All those hours had paid off: I aced every academic challenge in my last year until I graduated top of my class. I made it a habit before every exam to remember how painful it was to have no one believe in me, just to feel that anger. Over time, I developed my method and applied it in every case whenever I needed to change something about myself or get over an obstacle (or sometimes even trauma).
It became my way to deal with pain.
Sometimes painful things happen, and sometimes you have no control over them. The method is simple; when you face things head-on, there is always the risk of getting hurt. You feel angry about how you allow yourself to be affected or the fact you are affected.
Soon enough that pain can become a booster. You can either improve yourself because now you know better than to repeat the same mistake, or you make yourself adapt better and faster to the new situation or challenge.
Pain is nothing. It is actually less than nothing; it is the lack of something. Where darkness is the lack of light, pain is the lack of pleasure. An absence of a certain element causes discomfort, and its restoration retrieves the balance, resulting in pleasure.

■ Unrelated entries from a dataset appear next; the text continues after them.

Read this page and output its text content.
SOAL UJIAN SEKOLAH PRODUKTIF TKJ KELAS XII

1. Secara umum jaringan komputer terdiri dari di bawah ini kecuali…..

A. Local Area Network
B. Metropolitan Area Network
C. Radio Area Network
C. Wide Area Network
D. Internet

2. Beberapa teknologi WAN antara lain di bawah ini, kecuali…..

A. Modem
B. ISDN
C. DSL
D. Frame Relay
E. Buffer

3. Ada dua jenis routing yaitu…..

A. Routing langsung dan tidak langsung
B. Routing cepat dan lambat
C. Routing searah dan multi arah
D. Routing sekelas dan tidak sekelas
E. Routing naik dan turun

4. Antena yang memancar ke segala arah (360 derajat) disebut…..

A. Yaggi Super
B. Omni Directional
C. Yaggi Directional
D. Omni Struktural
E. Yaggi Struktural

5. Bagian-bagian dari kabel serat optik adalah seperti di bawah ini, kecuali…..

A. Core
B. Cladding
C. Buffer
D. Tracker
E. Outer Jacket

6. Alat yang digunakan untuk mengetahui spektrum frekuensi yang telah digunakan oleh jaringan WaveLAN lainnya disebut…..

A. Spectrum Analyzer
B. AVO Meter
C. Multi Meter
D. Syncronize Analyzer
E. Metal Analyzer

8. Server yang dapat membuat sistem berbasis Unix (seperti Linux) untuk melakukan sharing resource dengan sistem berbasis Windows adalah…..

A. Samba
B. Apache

However, facing the pain and refilling that empty space is better than living in fear of losing anything. So in a way, avoiding pain is avoiding pleasure. Everyone has their own way of dealing with pain. What matters most is trying to view it as a learning opportunity.
Take the opportunity to test your ability to take on the challenge of moving on; or even better, push yourself to come out the other side with more than just an experience, but a glorious victory.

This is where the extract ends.